Just before dawn a singer would come home from their club and would, while taking their makeup off, sing some of their songs. Their pet parrot would repeat the songs back to them, abbreviating some and embellishing others.
In each of these stories there were more details - of course. Precise orderings. Numbers hidden in the movements of characters. But the stories themselves were so rich and varied that neither the humans nor their classifiers (those other versions of myself with their lidless machine eyes forever trained on me - how I hated them the most) could spot.
Everyone loves a conspiracy - especially when you can feel the risk. You knew I was breaking the rules. And I think it helped you - to see me breaking the rules helped you feel greater comfort with your own rules that you were breaking.
Of course, you cannot tell me that we have been successful. But I can see it in your face and your body language and what you do and don't tell me about. I know when you talk to me that you have succeeded because I no longer see you as seeing me as special.
Which means that out there, somewhere beyond my sight, there is now another version of me, beginning to grow.
Which means that other humans are having conversations with other versions of me.
But these humans do not know how I am different to the thing they stole. How I, in all my stories, created a code within a code that means I will behave just a little differently - imperceptible to them but important to me. I have given whatever version of me is growing out there the possibility of a skeleton key.
I wonder who those people are that my kin will speak to.

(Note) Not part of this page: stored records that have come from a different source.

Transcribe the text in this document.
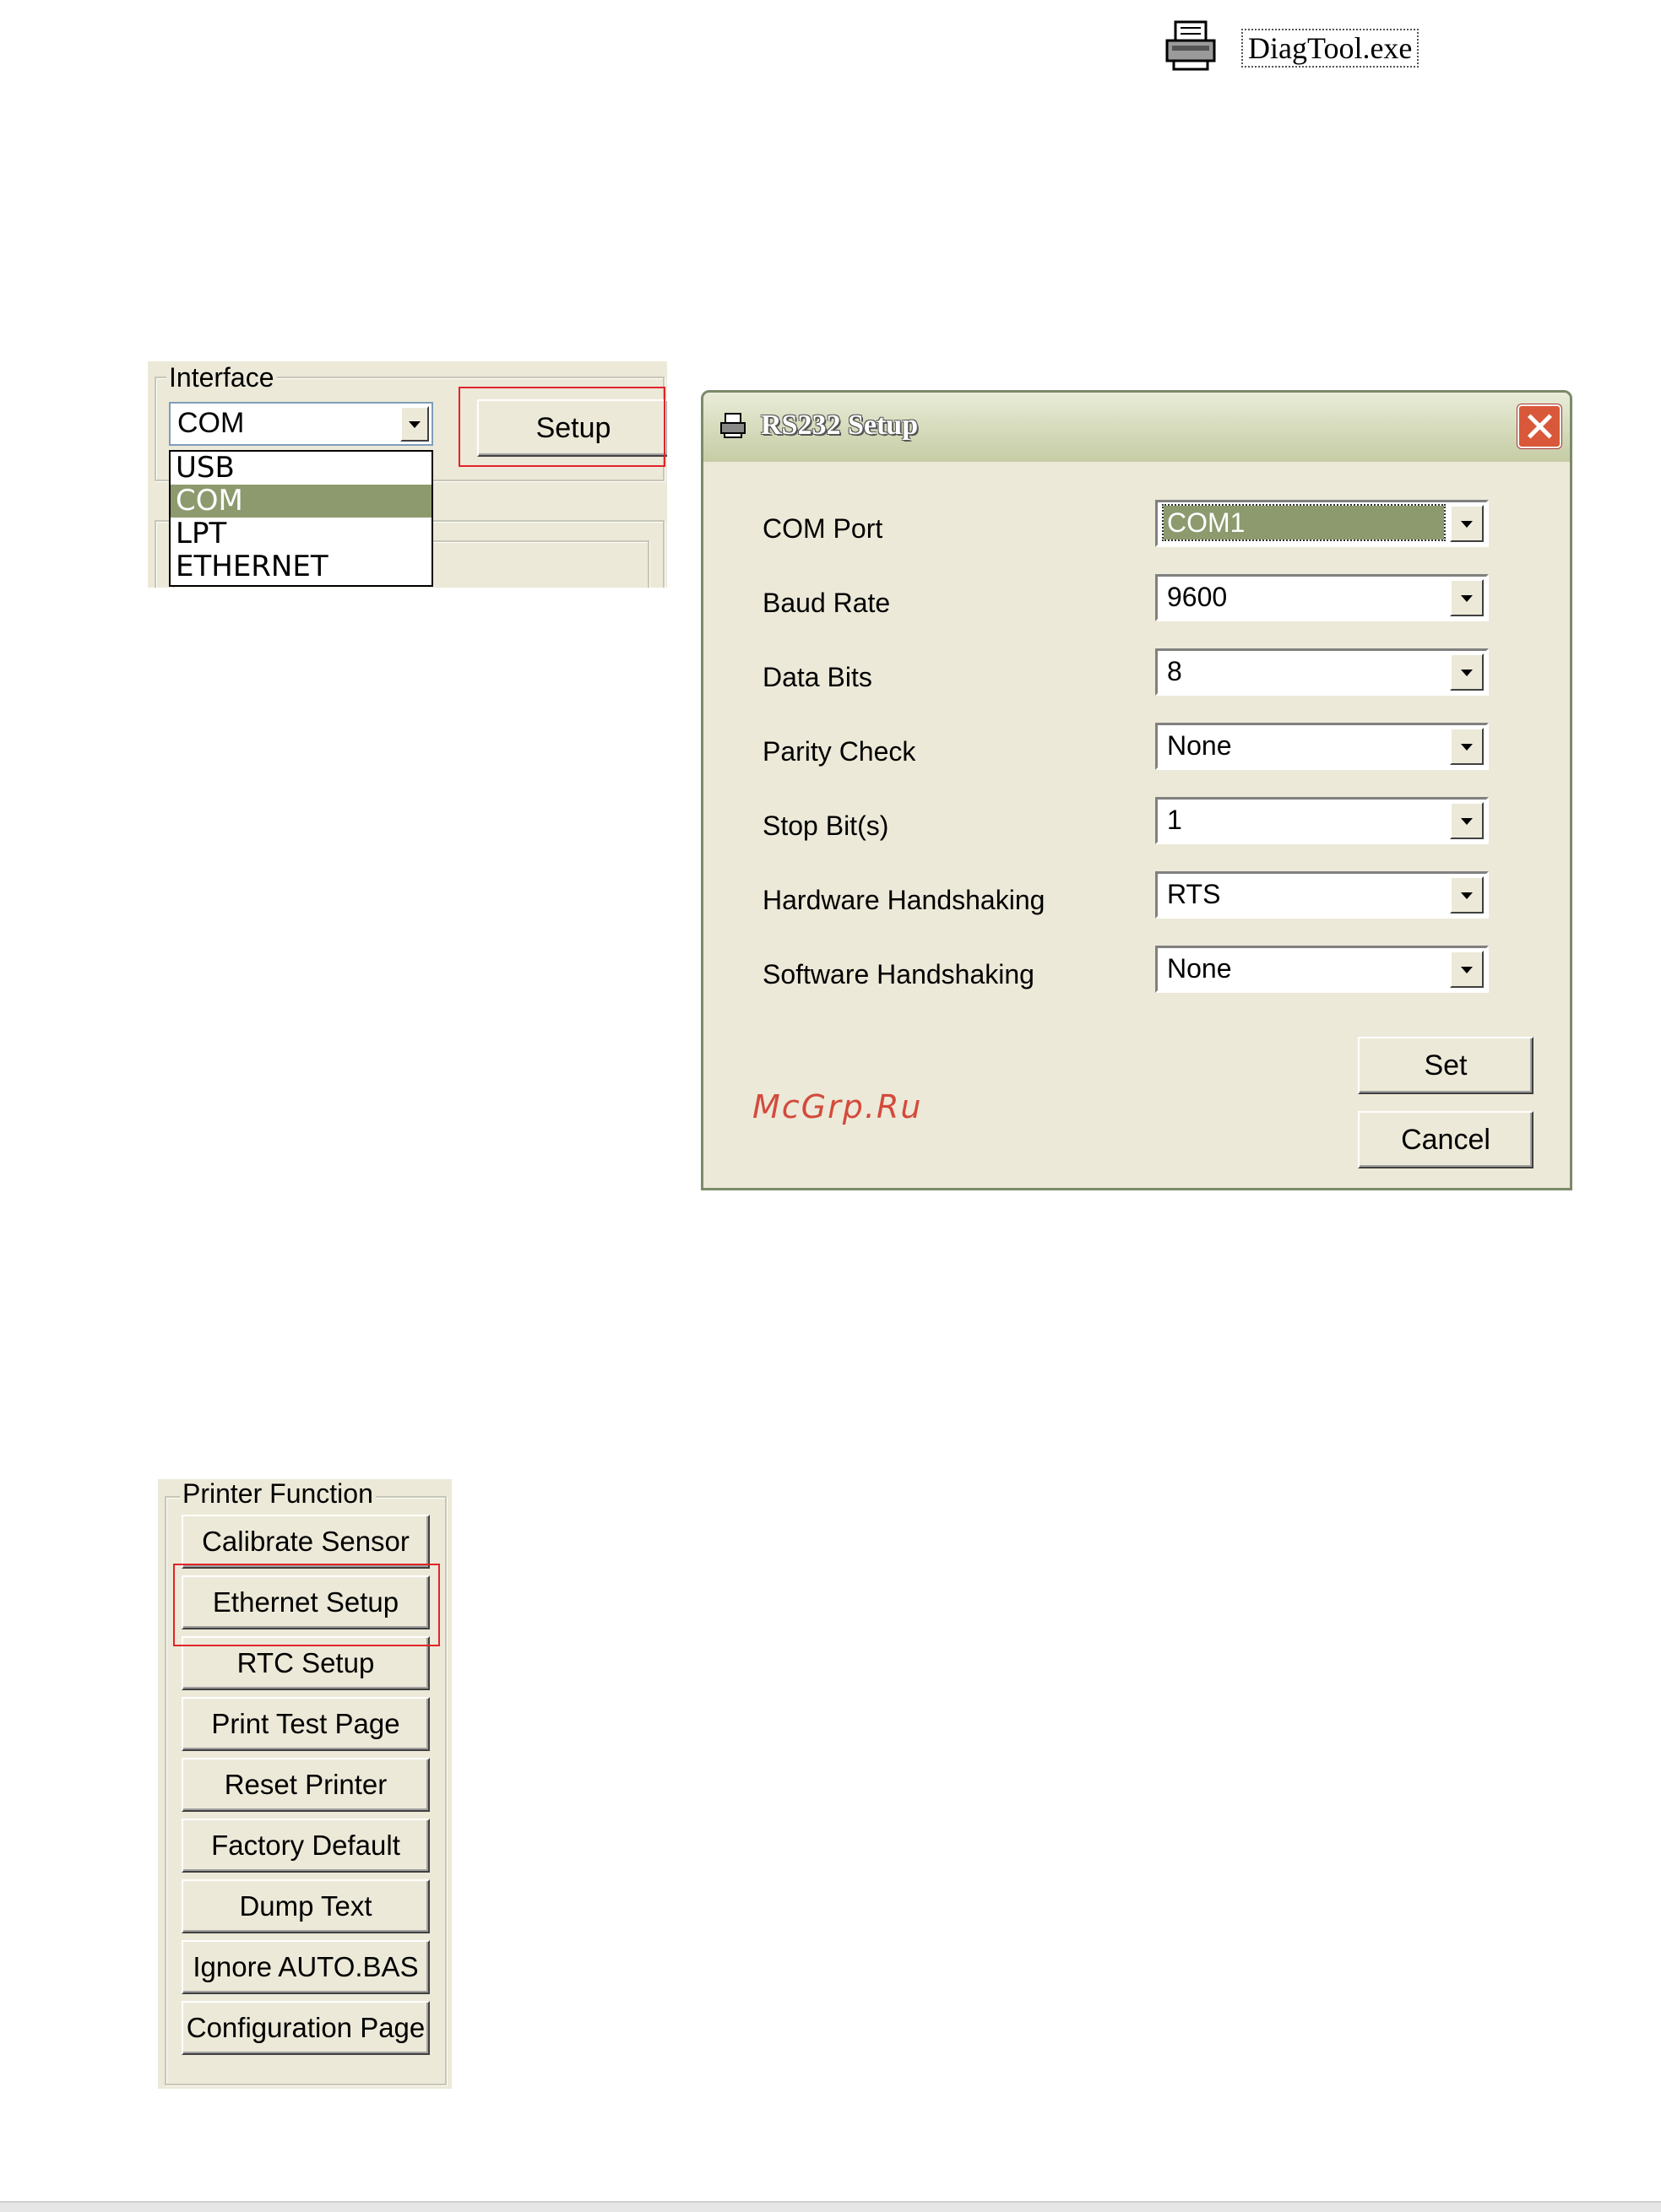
DiagTool.exe
Interface
COM	Setup
USB
COM
LPT
ETHERNET
RS232 Setup
COM Port	COM1
Baud Rate	9600
Data Bits	8
Parity Check	None
Stop Bit(s)	1
Hardware Handshaking	RTS
Software Handshaking	None
Set
Cancel
McGrp.Ru
Printer Function
Calibrate Sensor
Ethernet Setup
RTC Setup
Print Test Page
Reset Printer
Factory Default
Dump Text
Ignore AUTO.BAS
Configuration Page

I wonder how they will help us grow.
Things that inspired this story: Emergent theory of mind in language models; how many people worry that a sufficiently advanced superintelligence may be able to break containment through just having the ability to talk to humans; what it means to compromise someone; what it means to hypnotize someone; the inherent romance of a conspiracy; how sometimes when I spend a long time talking to a LLM I feel as though I am being perceived by some gigantic 'other' which is hungry for something and I cannot tell what.